Skopje: New Courses in Journalism and Public Relations
The newly-inaugurated UNESCO Chair in Media, Dialogue, and Mutual Understanding at the School of Journalism and Public Relations in Skopje gave its first courses for public relations (PR) and journalism professionals from 11-12 July and 14-15 July 2011, respectively. These courses sought to foster effective intercultural communication and to promote inclusive and interactive journalism. The UNESCO Chair in Media, Dialogue, and Mutual Understanding was launched as one of the key initiatives of the UN Joint Programme “Enhancing Inter-Ethnic Community Dialogue and Collaboration”, which was established in July 2009 to promote diversity, tolerance, and democratic coexistence.
The implementing organizations UNDP, UNESCO and UNICEF identified media as a crucial factor in overcoming prejudices and discrimination in the country’s society. A partnership with the School of Journalism and Public Relations was established to strengthen the links between media and higher education and to empower future and present media professionals. “These courses for journalists and PR professionals”, says Zojka Naskova, UNESCO National Professional Officer in The former Yugoslav Republic of Macedonia, “are among the first activities of the UNESCO Chair and we are excited to provide high-quality hands-on trainings that can support social cohesion and a pluralistic democracy”.

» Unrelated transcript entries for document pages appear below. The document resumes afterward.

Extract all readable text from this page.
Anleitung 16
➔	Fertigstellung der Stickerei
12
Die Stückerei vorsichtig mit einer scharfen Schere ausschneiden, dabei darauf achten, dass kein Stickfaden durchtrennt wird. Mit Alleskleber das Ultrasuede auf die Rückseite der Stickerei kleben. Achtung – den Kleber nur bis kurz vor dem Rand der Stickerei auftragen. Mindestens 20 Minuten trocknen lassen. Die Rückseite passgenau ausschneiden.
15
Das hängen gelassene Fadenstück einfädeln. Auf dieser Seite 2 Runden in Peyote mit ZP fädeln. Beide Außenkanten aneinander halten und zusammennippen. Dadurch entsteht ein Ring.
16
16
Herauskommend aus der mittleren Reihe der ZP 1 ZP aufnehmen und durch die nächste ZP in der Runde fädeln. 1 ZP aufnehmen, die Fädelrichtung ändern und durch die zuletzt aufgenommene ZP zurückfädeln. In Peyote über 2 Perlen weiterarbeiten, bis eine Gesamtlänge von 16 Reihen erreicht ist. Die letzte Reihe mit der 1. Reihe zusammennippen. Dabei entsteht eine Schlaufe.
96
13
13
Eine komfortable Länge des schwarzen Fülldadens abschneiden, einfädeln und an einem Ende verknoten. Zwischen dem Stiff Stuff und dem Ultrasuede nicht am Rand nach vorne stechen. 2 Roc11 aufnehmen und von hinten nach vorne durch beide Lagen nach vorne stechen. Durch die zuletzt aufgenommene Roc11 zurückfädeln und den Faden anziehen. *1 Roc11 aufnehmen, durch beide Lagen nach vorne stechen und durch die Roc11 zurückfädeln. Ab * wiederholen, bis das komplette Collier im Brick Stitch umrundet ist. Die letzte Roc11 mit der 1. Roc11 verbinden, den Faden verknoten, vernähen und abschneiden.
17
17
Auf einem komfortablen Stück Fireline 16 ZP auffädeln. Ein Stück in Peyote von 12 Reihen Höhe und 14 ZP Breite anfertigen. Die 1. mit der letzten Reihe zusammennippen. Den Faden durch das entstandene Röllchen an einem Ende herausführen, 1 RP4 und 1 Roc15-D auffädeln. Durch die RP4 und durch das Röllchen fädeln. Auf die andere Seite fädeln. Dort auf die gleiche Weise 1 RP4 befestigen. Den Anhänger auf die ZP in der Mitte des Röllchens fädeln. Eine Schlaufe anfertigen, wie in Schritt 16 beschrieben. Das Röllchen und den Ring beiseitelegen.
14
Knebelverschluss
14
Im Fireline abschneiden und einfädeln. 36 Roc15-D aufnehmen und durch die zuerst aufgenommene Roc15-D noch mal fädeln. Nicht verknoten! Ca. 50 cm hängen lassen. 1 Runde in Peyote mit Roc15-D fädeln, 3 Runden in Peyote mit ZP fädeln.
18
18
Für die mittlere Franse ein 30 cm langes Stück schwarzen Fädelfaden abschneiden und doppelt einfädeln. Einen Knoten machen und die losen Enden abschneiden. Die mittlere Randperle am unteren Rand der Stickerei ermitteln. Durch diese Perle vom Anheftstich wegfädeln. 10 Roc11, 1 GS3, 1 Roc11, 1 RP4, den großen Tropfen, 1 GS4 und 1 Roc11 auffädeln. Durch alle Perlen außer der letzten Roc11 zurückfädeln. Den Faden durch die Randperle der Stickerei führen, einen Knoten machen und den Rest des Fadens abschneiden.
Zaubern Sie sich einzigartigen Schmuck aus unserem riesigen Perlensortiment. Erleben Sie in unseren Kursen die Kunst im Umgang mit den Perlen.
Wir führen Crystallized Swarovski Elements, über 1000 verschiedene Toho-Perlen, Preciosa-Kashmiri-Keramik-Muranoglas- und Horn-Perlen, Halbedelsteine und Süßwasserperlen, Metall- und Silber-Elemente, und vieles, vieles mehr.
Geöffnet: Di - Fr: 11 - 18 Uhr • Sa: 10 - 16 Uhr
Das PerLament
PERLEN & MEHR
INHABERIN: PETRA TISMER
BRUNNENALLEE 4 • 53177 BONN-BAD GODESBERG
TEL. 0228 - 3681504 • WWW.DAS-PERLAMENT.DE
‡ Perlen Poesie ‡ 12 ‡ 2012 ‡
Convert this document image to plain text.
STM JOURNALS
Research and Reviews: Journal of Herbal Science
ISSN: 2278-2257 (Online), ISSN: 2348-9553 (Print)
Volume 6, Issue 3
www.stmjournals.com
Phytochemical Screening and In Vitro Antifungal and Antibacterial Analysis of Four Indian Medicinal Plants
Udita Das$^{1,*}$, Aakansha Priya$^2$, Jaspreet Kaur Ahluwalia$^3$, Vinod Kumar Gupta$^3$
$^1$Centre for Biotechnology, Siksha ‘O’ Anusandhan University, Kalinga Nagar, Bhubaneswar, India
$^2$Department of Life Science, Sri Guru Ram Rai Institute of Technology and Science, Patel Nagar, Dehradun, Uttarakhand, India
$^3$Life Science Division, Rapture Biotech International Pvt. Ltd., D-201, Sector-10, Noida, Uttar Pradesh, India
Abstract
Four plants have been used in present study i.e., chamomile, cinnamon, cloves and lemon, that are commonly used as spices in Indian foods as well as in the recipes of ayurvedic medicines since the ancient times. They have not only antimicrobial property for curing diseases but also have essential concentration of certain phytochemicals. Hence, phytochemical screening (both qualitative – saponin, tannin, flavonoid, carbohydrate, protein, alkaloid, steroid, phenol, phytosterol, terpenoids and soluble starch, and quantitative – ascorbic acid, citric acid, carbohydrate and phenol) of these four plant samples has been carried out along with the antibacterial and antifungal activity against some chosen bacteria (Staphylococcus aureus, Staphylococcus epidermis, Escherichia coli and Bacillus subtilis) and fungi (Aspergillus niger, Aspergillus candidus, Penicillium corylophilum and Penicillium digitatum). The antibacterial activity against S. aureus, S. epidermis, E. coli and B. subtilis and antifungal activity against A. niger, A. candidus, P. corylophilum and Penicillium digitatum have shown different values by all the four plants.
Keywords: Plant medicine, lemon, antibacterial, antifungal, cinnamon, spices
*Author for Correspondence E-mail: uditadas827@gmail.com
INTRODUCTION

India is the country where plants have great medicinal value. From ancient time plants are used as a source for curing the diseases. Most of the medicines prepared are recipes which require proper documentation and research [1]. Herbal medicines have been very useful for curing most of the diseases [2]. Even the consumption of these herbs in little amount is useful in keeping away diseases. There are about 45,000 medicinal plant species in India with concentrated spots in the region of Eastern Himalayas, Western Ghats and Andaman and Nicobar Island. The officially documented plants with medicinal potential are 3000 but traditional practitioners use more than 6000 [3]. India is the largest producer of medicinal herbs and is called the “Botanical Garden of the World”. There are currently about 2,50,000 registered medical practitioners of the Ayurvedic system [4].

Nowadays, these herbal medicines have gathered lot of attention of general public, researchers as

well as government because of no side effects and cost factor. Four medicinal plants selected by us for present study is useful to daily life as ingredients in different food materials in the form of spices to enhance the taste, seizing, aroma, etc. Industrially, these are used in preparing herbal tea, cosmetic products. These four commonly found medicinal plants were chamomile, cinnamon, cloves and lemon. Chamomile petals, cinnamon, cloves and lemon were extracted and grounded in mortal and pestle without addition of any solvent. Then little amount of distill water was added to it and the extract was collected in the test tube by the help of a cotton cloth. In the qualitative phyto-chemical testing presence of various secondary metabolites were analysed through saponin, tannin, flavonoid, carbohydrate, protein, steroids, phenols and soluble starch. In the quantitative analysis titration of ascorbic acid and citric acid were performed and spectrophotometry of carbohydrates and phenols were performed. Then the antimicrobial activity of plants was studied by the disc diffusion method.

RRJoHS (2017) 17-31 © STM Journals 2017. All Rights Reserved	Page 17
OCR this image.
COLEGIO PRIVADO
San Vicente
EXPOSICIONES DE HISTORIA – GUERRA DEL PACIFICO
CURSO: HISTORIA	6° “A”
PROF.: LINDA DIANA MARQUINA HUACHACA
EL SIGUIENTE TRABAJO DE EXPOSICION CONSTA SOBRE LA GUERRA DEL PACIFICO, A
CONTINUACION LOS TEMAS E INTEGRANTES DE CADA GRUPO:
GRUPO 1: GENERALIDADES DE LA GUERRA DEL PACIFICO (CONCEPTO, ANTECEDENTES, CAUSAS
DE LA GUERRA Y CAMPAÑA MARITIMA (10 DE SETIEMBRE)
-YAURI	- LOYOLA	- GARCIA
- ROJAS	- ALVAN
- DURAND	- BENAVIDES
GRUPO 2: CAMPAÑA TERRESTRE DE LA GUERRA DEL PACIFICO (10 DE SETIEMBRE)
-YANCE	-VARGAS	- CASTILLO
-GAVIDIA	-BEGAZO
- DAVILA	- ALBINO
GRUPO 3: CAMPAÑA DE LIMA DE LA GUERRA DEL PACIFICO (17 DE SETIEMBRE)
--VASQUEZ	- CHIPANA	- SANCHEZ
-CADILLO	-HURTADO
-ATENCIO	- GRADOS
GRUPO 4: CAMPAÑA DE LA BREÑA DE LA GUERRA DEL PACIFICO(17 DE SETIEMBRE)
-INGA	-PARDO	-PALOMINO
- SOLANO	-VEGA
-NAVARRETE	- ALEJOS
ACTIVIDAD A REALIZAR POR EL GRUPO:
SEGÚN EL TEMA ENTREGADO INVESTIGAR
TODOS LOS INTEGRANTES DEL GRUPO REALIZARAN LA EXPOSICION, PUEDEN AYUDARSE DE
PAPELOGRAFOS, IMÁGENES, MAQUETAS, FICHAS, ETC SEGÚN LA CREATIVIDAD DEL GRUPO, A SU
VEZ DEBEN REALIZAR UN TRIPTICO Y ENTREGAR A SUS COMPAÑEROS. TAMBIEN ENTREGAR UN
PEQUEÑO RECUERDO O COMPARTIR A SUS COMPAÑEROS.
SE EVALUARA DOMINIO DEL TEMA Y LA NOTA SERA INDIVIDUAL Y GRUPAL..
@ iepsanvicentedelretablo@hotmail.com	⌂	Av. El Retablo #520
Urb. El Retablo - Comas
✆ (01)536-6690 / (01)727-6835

The two-day course for PR professionals began with a round table of senior PR experts who discussed the role of public relations in the context of international and intercultural communication, including the use of innovative communication tools. This round table was followed up with a workshop for junior professionals who collaborated to craft a strategy for effective PR communication in multiethnic societies. Emphasis was given to public relations as an engine for open dialogue and mutual understanding.
The subsequent course for journalists focused on the issues of diversity reporting, interactive media, and civic journalism. Again, the two-day course followed a hands-on approach including working sessions to generate ideas for new media content and products spanning from print and photography to radio and television. At the heart of the course was the question of how journalists can work with a better understanding and awareness of ethnic, religious, and cultural differences.
These courses contribute to the professionalization of the country’s media education. They are just one of the various activities foreseen by the UNESCO Chair for the next months, among them, the development of new curricula for postgraduate studies, the launch of an online platform for knowledge-sharing among journalists, and the building of a network on inclusive reporting and peace journalism. Recognizing the importance of these initiatives to contribute to interethnic cohesion and social progress, UNESCO looks forward to continue its technical support under the Joint Programme.
The MDG-F Joint Programme on “Enhancing Inter-Ethnic Community Dialogue and Collaboration” in The former Yugoslav Republic of Macedonia is a three-year programme financed by the Spanish Fund for the Achievement of the Millennium Development Goals (MDG-F). It is jointly implemented by the three UN agencies UNDP, UNESCO, and UNICEF.